This Gun for Hire is an early film noir that clearly influenced later films of a similar genre. Starring marque headliners of their day, Alan Ladd and Veronica Lake, this film is a surprisingly violent experience for its time period. Shot in black and white, the film is wonderfully lit, adding style as well as substance to it.

The film begins with a bang…literally, as hit-man Philip Raven (Ladd) murders a chemist and blackmailer in exchange for a hefty sum of loot. His wealthy boss double-crosses him and reports him to the Los Angeles Police department. Detective Michael Crane takes the case aided by his sexy girlfriend and nightclub singer Ellen Graham (Lake). Adding a wrench to the story is the tangled love affair that ensues between Ellen and Raven, who are the films main draw.

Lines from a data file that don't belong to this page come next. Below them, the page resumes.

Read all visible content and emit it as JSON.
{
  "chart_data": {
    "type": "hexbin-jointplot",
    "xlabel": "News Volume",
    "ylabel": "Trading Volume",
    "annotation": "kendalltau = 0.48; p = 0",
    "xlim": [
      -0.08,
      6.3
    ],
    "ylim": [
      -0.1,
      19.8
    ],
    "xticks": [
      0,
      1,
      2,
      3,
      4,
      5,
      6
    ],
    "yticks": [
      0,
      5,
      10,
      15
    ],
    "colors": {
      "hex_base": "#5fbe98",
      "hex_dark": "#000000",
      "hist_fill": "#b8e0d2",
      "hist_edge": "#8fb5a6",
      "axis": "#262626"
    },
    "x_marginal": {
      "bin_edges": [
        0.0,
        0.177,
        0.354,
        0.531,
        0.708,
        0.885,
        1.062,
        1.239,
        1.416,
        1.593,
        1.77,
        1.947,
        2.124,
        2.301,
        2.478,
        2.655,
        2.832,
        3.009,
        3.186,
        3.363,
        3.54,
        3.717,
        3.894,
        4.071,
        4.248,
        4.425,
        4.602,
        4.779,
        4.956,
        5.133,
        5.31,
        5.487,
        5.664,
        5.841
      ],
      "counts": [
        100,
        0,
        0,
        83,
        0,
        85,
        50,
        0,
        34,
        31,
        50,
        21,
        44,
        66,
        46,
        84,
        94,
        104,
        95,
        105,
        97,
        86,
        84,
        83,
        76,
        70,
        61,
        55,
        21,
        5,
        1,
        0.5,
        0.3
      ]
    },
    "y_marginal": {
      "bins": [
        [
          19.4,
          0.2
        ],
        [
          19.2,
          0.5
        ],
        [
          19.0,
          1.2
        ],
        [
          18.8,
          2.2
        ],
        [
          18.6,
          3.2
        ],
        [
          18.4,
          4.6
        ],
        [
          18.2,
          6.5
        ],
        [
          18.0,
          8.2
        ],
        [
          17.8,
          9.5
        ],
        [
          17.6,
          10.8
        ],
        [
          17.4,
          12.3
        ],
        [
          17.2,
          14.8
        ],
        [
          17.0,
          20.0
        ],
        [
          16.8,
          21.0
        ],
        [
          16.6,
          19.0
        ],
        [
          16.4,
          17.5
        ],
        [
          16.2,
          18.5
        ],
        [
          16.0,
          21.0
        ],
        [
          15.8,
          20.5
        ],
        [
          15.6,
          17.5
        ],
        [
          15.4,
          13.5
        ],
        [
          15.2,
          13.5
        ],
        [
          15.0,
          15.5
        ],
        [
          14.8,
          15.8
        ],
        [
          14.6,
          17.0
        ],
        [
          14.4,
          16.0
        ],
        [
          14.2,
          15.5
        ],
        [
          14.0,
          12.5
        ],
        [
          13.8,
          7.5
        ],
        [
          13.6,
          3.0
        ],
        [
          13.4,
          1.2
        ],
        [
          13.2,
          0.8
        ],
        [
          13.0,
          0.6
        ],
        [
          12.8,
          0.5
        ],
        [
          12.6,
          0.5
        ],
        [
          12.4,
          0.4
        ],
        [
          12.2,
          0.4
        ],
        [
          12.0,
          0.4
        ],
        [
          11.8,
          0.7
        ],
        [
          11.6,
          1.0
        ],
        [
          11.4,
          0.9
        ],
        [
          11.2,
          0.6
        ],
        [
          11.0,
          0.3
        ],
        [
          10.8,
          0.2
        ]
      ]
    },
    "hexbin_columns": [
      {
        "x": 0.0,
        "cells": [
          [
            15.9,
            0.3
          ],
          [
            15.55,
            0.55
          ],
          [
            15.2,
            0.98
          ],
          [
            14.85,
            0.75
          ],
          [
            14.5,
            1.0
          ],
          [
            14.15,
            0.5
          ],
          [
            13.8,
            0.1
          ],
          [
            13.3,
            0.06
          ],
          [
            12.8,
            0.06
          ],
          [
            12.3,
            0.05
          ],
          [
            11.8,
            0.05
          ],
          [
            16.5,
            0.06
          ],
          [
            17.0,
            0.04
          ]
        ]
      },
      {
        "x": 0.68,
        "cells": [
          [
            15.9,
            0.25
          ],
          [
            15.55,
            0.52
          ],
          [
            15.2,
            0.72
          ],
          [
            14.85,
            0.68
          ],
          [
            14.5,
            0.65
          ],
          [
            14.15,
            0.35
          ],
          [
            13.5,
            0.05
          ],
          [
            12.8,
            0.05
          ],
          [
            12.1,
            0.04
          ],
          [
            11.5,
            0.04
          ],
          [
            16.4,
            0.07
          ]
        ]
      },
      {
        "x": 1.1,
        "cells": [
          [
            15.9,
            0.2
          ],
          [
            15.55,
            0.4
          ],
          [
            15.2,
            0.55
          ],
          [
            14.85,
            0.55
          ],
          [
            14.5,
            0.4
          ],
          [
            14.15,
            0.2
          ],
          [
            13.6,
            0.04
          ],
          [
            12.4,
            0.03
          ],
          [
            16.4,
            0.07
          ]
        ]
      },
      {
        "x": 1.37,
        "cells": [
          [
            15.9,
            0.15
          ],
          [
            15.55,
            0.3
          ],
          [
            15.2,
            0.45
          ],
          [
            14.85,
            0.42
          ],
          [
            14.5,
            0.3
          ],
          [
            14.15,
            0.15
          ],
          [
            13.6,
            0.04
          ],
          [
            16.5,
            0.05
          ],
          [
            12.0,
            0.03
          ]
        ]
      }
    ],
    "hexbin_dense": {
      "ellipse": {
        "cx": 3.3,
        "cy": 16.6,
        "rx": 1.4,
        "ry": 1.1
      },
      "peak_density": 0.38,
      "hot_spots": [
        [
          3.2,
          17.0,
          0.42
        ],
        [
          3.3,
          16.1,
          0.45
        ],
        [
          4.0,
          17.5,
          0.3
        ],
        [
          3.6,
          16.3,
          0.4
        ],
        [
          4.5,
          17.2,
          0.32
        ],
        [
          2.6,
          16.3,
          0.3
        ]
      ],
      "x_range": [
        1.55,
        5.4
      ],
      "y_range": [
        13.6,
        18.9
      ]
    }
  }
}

I loved the black and white shooting of this film, as many were in 1942, and found this only enhances the tone of the picture given that it is of crime/hit-man variety. The chemistry between Lake and Ladd smolders and Lake is great as a femme fatale with her long blonde locks and sultry pout. In fact, she was the inspiration for the character conceived for L.A. Confidential as Kim Basinger portrays a Veronica Lake look-alike. Ladd is brooding in his intensity as the hit-man with the damaged childhood and ultimately sympathetic personality.

The setting of San Francisco and L.A. is wonderfully perfect and adds depth as the warm and sunny locales are mixed in with murder, corruption, and shenanigans. Who wouldn’t make comparisons to Chinatown??

A flaw I found in the film and in which I found difficult to buy into is the implausibility of Ellen falling in love with Raven as he clearly tries to murder her-unsuccessfully so. This point seems  plot-driven and  a way to incorporate a mainstream love story amid the thrilling film noir. Surely, she would find satisfaction in a romantic sense with her detective boyfriend and since the duo has no conspicuous problems, the love between she and Raven is all the more inexplicable. Still- sparks do indeed fly on-screen.

An action packed crime affair, This Gun for Hire laid a crisp blueprint for film noir and hitmen, action types films for decades to come and I admire it for this reason.